Even more so than Drama, Turtle is the frequently-unemployed freeloader of the group. As he isn’t directly involved in show business, Turtle finds other ways to pull his weight around the compound, serving as the crew’s driver, weed guy, and “head of security” at times. As the show progresses, Turtle begins to make entrepreneurial moves of his own and even gets his feet wet in the music industry. But for the first few seasons, he’s not much more than a lazy stoner with a big mouth. He often comes in clutch for the guys, though.

Turtle is quite a typical New Yorker- obsessed with all things hip-hop, Knicks, Giants, Yankees, and streetwear. He puts on a tough front that is often dismantled, and his game with women is arguably the worst of the group (although he gets an A-list girlfriend later in the show; I won’t say who). However, Turtle matures nicely throughout the show- becoming more responsible and respectful of others.


Ari, Ari, Ari.

Ari is, to put it simply, the biggest asshole of the bunch. But as one of Hollywood’s most powerful agents, you wouldn’t expect any less. A Harvard graduate hailing from Chicago, Ari made the leap to show business and strong-armed his way to the top without a morsel of politeness or chivalry. Surprisingly, he is a family man who takes pride in the fact that he has never cheated or done anything to jeopardize his family.
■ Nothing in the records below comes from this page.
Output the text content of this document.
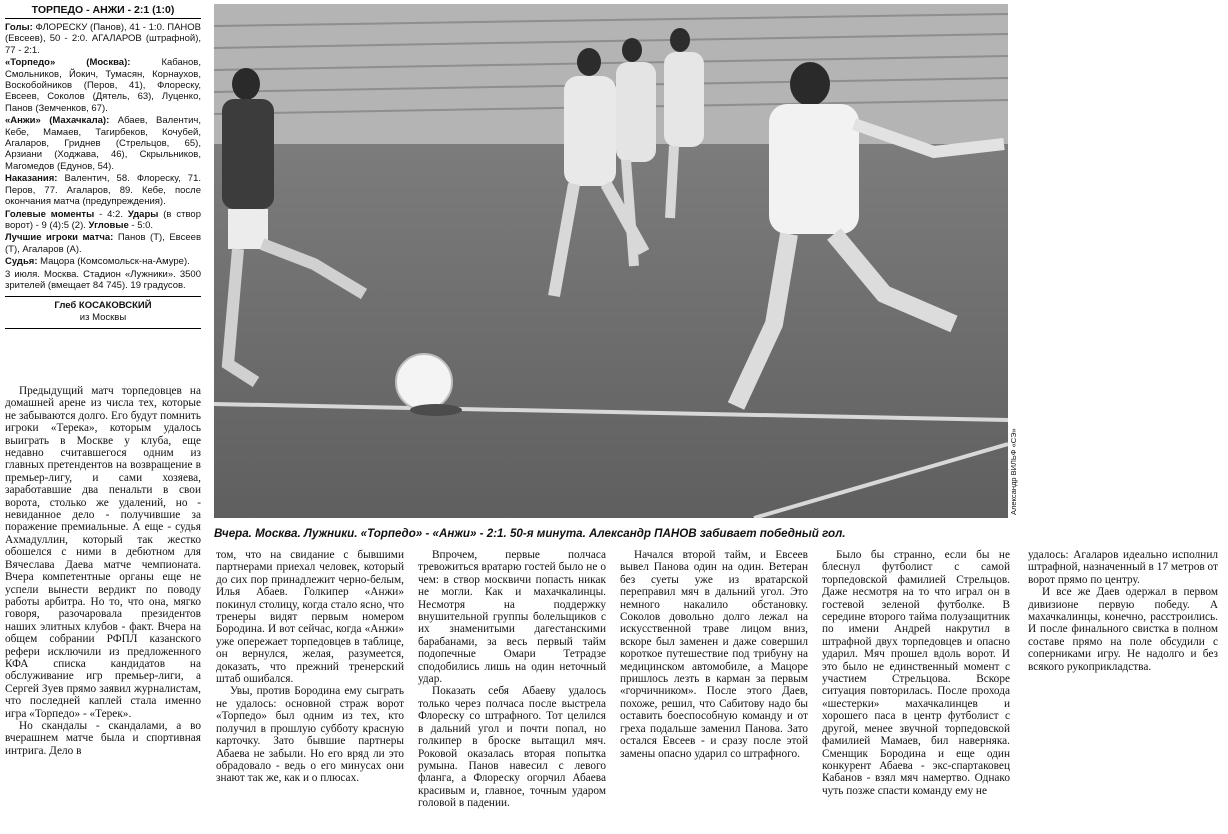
ТОРПЕДО - АНЖИ - 2:1 (1:0)

Голы: ФЛОРЕСКУ (Панов), 41 - 1:0. ПАНОВ (Евсеев), 50 - 2:0. АГАЛАРОВ (штрафной), 77 - 2:1.

«Торпедо» (Москва): Кабанов, Смольников, Йокич, Тумасян, Корнаухов, Воскобойников (Перов, 41), Флореску, Евсеев, Соколов (Дятель, 63), Луценко, Панов (Земченков, 67).

«Анжи» (Махачкала): Абаев, Валентич, Кебе, Мамаев, Тагирбеков, Кочубей, Агаларов, Гриднев (Стрельцов, 65), Арзиани (Ходжава, 46), Скрыльников, Магомедов (Едунов, 54).

Наказания: Валентич, 58. Флореску, 71. Перов, 77. Агаларов, 89. Кебе, после окончания матча (предупреждения).

Голевые моменты - 4:2. Удары (в створ ворот) - 9 (4):5 (2). Угловые - 5:0.

Лучшие игроки матча: Панов (Т), Евсеев (Т), Агаларов (А).

Судья: Мацора (Комсомольск-на-Амуре).

3 июля. Москва. Стадион «Лужники». 3500 зрителей (вмещает 84 745). 19 градусов.

Глеб КОСАКОВСКИЙ
из Москвы

Предыдущий матч торпедовцев на домашней арене из числа тех, которые не забываются долго. Его будут помнить игроки «Терека», которым удалось выиграть в Москве у клуба, еще недавно считавшегося одним из главных претендентов на возвращение в премьер-лигу, и сами хозяева, заработавшие два пенальти в свои ворота, столько же удалений, но - невиданное дело - получившие за поражение премиальные. А еще - судья Ахмадуллин, который так жестко обошелся с ними в дебютном для Вячеслава Даева матче чемпионата. Вчера компетентные органы еще не успели вынести вердикт по поводу работы арбитра. Но то, что она, мягко говоря, разочаровала президентов наших элитных клубов - факт. Вчера на общем собрании РФПЛ казанского рефери исключили из предложенного КФА списка кандидатов на обслуживание игр премьер-лиги, а Сергей Зуев прямо заявил журналистам, что последней каплей стала именно игра «Торпедо» - «Терек».

Но скандалы - скандалами, а во вчерашнем матче была и спортивная интрига. Дело в

Александр ВИЛЬФ «СЭ»
Вчера. Москва. Лужники. «Торпедо» - «Анжи» - 2:1. 50-я минута. Александр ПАНОВ забивает победный гол.

том, что на свидание с бывшими партнерами приехал человек, который до сих пор принадлежит черно-белым, Илья Абаев. Голкипер «Анжи» покинул столицу, когда стало ясно, что тренеры видят первым номером Бородина. И вот сейчас, когда «Анжи» уже опережает торпедовцев в таблице, он вернулся, желая, разумеется, доказать, что прежний тренерский штаб ошибался.

Увы, против Бородина ему сыграть не удалось: основной страж ворот «Торпедо» был одним из тех, кто получил в прошлую субботу красную карточку. Зато бывшие партнеры Абаева не забыли. Но его вряд ли это обрадовало - ведь о его минусах они знают так же, как и о плюсах.

Впрочем, первые полчаса тревожиться вратарю гостей было не о чем: в створ москвичи попасть никак не могли. Как и махачкалинцы. Несмотря на поддержку внушительной группы болельщиков с их знаменитыми дагестанскими барабанами, за весь первый тайм подопечные Омари Тетрадзе сподобились лишь на один неточный удар.

Показать себя Абаеву удалось только через полчаса после выстрела Флореску со штрафного. Тот целился в дальний угол и почти попал, но голкипер в броске вытащил мяч. Роковой оказалась вторая попытка румына. Панов навесил с левого фланга, а Флореску огорчил Абаева красивым и, главное, точным ударом головой в падении.

Начался второй тайм, и Евсеев вывел Панова один на один. Ветеран без суеты уже из вратарской переправил мяч в дальний угол. Это немного накалило обстановку. Соколов довольно долго лежал на искусственной траве лицом вниз, вскоре был заменен и даже совершил короткое путешествие под трибуну на медицинском автомобиле, а Мацоре пришлось лезть в карман за первым «горчичником». После этого Даев, похоже, решил, что Сабитову надо бы оставить боеспособную команду и от греха подальше заменил Панова. Зато остался Евсеев - и сразу после этой замены опасно ударил со штрафного.

Было бы странно, если бы не блеснул футболист с самой торпедовской фамилией Стрельцов. Даже несмотря на то что играл он в гостевой зеленой футболке. В середине второго тайма полузащитник по имени Андрей накрутил в штрафной двух торпедовцев и опасно ударил. Мяч прошел вдоль ворот. И это было не единственный момент с участием Стрельцова. Вскоре ситуация повторилась. После прохода «шестерки» махачкалинцев и хорошего паса в центр футболист с другой, менее звучной торпедовской фамилией Мамаев, бил наверняка. Сменщик Бородина и еще один конкурент Абаева - экс-спартаковец Кабанов - взял мяч намертво. Однако чуть позже спасти команду ему не

удалось: Агаларов идеально исполнил штрафной, назначенный в 17 метров от ворот прямо по центру.

И все же Даев одержал в первом дивизионе первую победу. А махачкалинцы, конечно, расстроились. И после финального свистка в полном составе прямо на поле обсудили с соперниками игру. Не надолго и без всякого рукоприкладства.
However, he is quite an absentee father and husband considering his nearly 24/7 work life. Ari Gold is a workaholic if there ever was one.

Flaws aside, Ari proves time-and-time again why they pay him the big bucks. He is one of the best in the business- making crucial plays for Vince and the rest of his A-list clients, rarely ever taking a day off. Even on his days off, he works- much to the chagrin of his family.
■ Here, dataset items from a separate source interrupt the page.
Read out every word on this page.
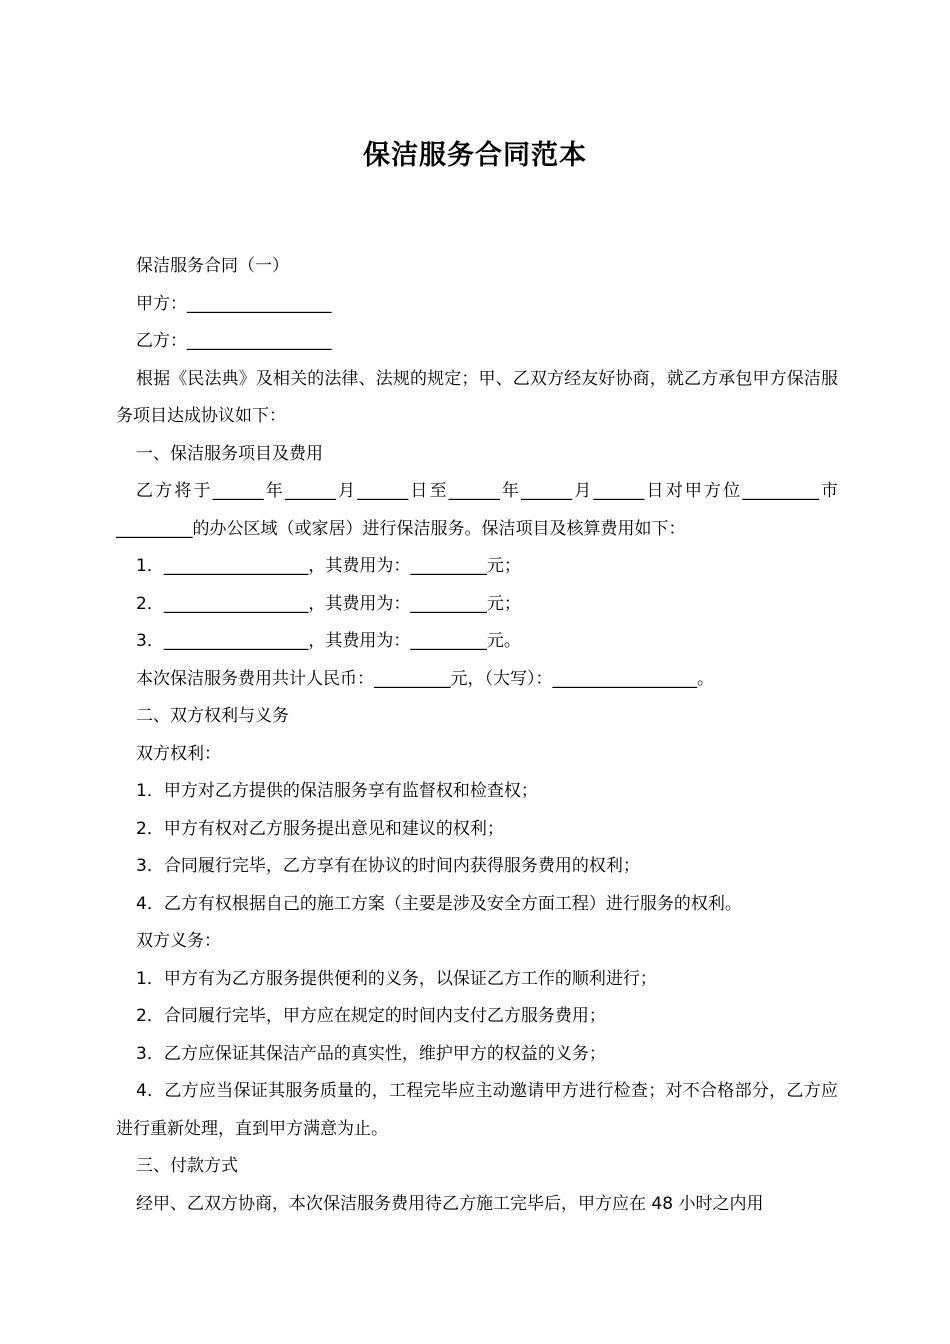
保洁服务合同范本

保洁服务合同（一）

甲方：_________________

乙方：_________________

根据《民法典》及相关的法律、法规的规定；甲、乙双方经友好协商，就乙方承包甲方保洁服务项目达成协议如下：

一、保洁服务项目及费用

乙方将于______年______月______日至______年______月______日对甲方位_________市_________的办公区域（或家居）进行保洁服务。保洁项目及核算费用如下：

1．_________________，其费用为：_________元；

2．_________________，其费用为：_________元；

3．_________________，其费用为：_________元。

本次保洁服务费用共计人民币：_________元，（大写）：_________________。

二、双方权利与义务

双方权利：

1．甲方对乙方提供的保洁服务享有监督权和检查权；

2．甲方有权对乙方服务提出意见和建议的权利；

3．合同履行完毕，乙方享有在协议的时间内获得服务费用的权利；

4．乙方有权根据自己的施工方案（主要是涉及安全方面工程）进行服务的权利。

双方义务：

1．甲方有为乙方服务提供便利的义务，以保证乙方工作的顺利进行；

2．合同履行完毕，甲方应在规定的时间内支付乙方服务费用；

3．乙方应保证其保洁产品的真实性，维护甲方的权益的义务；

4．乙方应当保证其服务质量的，工程完毕应主动邀请甲方进行检查；对不合格部分，乙方应进行重新处理，直到甲方满意为止。

三、付款方式

经甲、乙双方协商，本次保洁服务费用待乙方施工完毕后，甲方应在 48 小时之内用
He’s a hard-to-please asshole through-and-through, but he does have a solid character development throughout the show and becomes more self-aware as time goes on. I obviously won’t spoil it, but all I’ll say is that he ends the show on a happy and healthy note.


Like most HBO shows, Entourage is raw and uncensored. It can be vile at times, but it’s not unrealistic. Entourage paints a real picture of life in Hollywood- the good, the bad, and the ugly. Entourage reminds you that Hollywood is cutthroat; Entourage reminds you that you have to put in blood, sweat, and tears to get to where you want to go in life and that there will always be someone rooting for your downfall, waiting to take your spot.

On a more positive note, Entourage also reminds you that anything is possible. A group of guys who grew up dirt-poor in Queens made their way to the upper echelon of society, each one eventually fulfilling their dreams. Entourage reminds you of the importance of loyalty and family, literal or figurative. Entourage reminds you that if you break bread with your loved ones and play for your team rather than yourself, good things will come to you.

Looking back, I consider Entourage to be one of the best shows of the 2000s. Entourage is well-scripted and well-casted television if I’ve ever seen it, setting an example for the game-changing decade of television that followed.